The Sunday Times Economic Analysis                 By the Economist  

Are we heading for a balance of payment crisis?
The trade deficit continues to increase this year. In the first quarter of this year, in spite of an increase in exports by 14 percent, the trade deficit rose to a huge US $ 465 million. This deficit was three and a half times the deficit in the first quarter of last year, when it was US$ 129 million.

If the trade deficit continues to increase in this manner the end year position could be a colossal deficit. This would be a severe strain on the balance of payments and drain the country's foreign exchange reserves.

Although the country has had trade deficits every year since 1978, the deficits of the past three years have not been of much concern, as these have been more than offset by capital movements. In the last three years, there have been balance of payments surpluses. The country had trade deficits of US $ millions 1157, 1406 and 1539 in 2001, 2002 and 2003, respectively. There were also current account deficits in all three years, but in each of these years the overall balance was a surplus.

The overall surpluses in the balance of payments were US$ millions 220 (2001), 328 (2002) and 502 (2003). As a result foreign exchange reserves continued to increase. At the end of last year they were US$ 3218 million, compared to US$ 2131 million at the end of 2000. By the end of March external assets had risen further to US $ 3313 million. Therefore the external reserves are in a position to face a huge balance of payments deficit but the reserves would dwindle and create problems for the future.

The current developments are likely to weaken the reserve position. The increase in the price of imports especially the price of oil that has risen sharply from that of last year, the increase in the price of fertiliser, in particular, and other intermediate goods are likely to increase import values and thereby widen the trade deficit. The indications are that capital inflows would also slacken. This is especially so with respect to official inflows that are linked to the peace process. Further the assistance of the multilateral agencies would be given only once the government's economic policies are made clear and are acceptable to them.

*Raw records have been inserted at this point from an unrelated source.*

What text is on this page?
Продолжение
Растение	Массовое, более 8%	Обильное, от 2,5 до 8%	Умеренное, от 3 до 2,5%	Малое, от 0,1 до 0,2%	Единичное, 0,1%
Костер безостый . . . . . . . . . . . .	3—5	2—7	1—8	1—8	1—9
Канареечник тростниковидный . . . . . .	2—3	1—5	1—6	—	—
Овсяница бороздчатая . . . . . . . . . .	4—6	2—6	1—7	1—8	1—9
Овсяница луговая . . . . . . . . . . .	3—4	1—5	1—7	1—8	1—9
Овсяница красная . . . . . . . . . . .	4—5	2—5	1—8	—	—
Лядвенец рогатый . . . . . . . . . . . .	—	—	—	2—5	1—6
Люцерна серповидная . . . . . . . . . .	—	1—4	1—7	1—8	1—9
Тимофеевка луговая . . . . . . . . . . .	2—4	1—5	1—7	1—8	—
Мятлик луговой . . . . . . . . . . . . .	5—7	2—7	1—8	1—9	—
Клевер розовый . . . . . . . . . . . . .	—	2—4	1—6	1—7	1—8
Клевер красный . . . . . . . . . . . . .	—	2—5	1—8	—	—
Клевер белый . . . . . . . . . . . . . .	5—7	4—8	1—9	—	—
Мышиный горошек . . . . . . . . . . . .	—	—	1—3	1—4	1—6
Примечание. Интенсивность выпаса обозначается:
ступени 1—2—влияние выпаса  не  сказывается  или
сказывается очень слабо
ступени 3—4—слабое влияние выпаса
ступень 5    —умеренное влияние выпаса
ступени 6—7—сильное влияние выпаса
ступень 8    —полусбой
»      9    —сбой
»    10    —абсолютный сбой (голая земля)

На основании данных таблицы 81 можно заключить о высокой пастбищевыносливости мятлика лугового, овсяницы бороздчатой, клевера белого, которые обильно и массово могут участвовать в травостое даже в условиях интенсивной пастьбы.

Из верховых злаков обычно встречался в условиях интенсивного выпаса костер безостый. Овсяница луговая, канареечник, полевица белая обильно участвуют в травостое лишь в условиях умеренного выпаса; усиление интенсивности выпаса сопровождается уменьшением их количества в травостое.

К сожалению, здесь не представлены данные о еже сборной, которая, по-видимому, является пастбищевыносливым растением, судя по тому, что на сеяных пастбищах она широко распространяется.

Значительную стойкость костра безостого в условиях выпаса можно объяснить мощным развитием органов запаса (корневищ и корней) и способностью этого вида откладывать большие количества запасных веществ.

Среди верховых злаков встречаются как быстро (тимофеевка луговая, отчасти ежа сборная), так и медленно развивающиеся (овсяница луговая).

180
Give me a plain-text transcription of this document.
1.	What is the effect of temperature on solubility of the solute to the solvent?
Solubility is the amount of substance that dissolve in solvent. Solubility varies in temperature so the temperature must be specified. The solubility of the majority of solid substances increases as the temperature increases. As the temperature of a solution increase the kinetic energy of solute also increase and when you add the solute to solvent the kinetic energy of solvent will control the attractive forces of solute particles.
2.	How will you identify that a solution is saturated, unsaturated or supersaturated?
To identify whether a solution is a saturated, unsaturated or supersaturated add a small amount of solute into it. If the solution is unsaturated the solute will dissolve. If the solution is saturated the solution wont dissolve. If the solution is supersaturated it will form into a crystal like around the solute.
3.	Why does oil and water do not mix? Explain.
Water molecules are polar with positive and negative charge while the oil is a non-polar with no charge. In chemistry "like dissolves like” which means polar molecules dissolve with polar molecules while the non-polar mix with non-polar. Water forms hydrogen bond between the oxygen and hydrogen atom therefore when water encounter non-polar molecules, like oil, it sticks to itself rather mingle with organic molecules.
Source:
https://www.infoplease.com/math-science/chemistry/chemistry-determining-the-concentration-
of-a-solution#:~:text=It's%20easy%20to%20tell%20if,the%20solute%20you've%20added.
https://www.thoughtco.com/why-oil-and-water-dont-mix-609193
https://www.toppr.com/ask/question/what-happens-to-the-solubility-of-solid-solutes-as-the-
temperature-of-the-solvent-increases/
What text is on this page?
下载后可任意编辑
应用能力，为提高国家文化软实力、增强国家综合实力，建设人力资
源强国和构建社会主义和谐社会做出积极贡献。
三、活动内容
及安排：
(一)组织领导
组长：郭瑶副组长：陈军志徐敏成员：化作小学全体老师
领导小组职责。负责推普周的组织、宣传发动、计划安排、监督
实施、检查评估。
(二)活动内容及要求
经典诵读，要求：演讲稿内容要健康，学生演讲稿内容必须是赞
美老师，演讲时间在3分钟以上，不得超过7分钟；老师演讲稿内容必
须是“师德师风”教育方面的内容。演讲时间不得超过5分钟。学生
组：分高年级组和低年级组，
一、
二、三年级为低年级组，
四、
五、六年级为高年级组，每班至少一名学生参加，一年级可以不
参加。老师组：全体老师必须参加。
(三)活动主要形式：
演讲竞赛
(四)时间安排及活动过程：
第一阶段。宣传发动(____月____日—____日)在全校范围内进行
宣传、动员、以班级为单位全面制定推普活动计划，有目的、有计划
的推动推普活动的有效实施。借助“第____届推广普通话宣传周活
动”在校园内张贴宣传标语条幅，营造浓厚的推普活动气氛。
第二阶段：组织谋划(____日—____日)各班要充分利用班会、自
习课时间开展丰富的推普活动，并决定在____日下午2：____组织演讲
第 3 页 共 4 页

The assistance from the IMF, World Bank and ADB carry conditions that appear to be difficult to fulfil. Therein lies the problem. Export earnings are likely to continue its up-trend unless the oil price hike causes another global recession. Industrial exports increased by 13 per cent and agricultural exports by 24.5 per cent in the first three months. The increase in the exports of garments, the country's largest export item, was however a modest 9.4 per cent. The global economic recovery is likely to accentuate this trend in industrial exports. Tea exports are likely to increase from that of last year owing to an increase in tea production and an improvement in prices.

The difficulties are on the import side. So far imports have shown an increase and thereby widened the deficit and strained the balance of trade. It is generally argued that the increase in imports reflects an increase in intermediate and capital imports and indicates a trend in Industrial production. The increase in intermediate goods imports has been higher than that of consumer goods. While intermediate goods imports increased by 13.4 percent, consumer goods imports increased by only 3.5 per cent. However it must be realised that the most important item among intermediate imports is petroleum.

And oil prices are sky rocketing. The government absorbing this price increases without passing them to consumers means that there would not be a consumer curtailment of demand. There was a massive increase in investment goods of 45 per cent.

A Balance of Payments crisis is certainly most likely this year. The prospects for the remaining months are bleak. The factors that have been favourable so far are likely to reverse, while the unfavourable trends witnessed in recent months are likely to continue. Unfortunately the trends in the international economy and the chaotic conditions in the country, are likely to bring about serious strains in the balance of payments. There is no doubt that the country is in dire need of foreign assistance to tide over its balance of payments difficulties.

The question is whether such assistance would be forthcoming owing to the political uncertainties, stalling of the peace process and their implications for the economy? Is there recognition of the impending difficulties?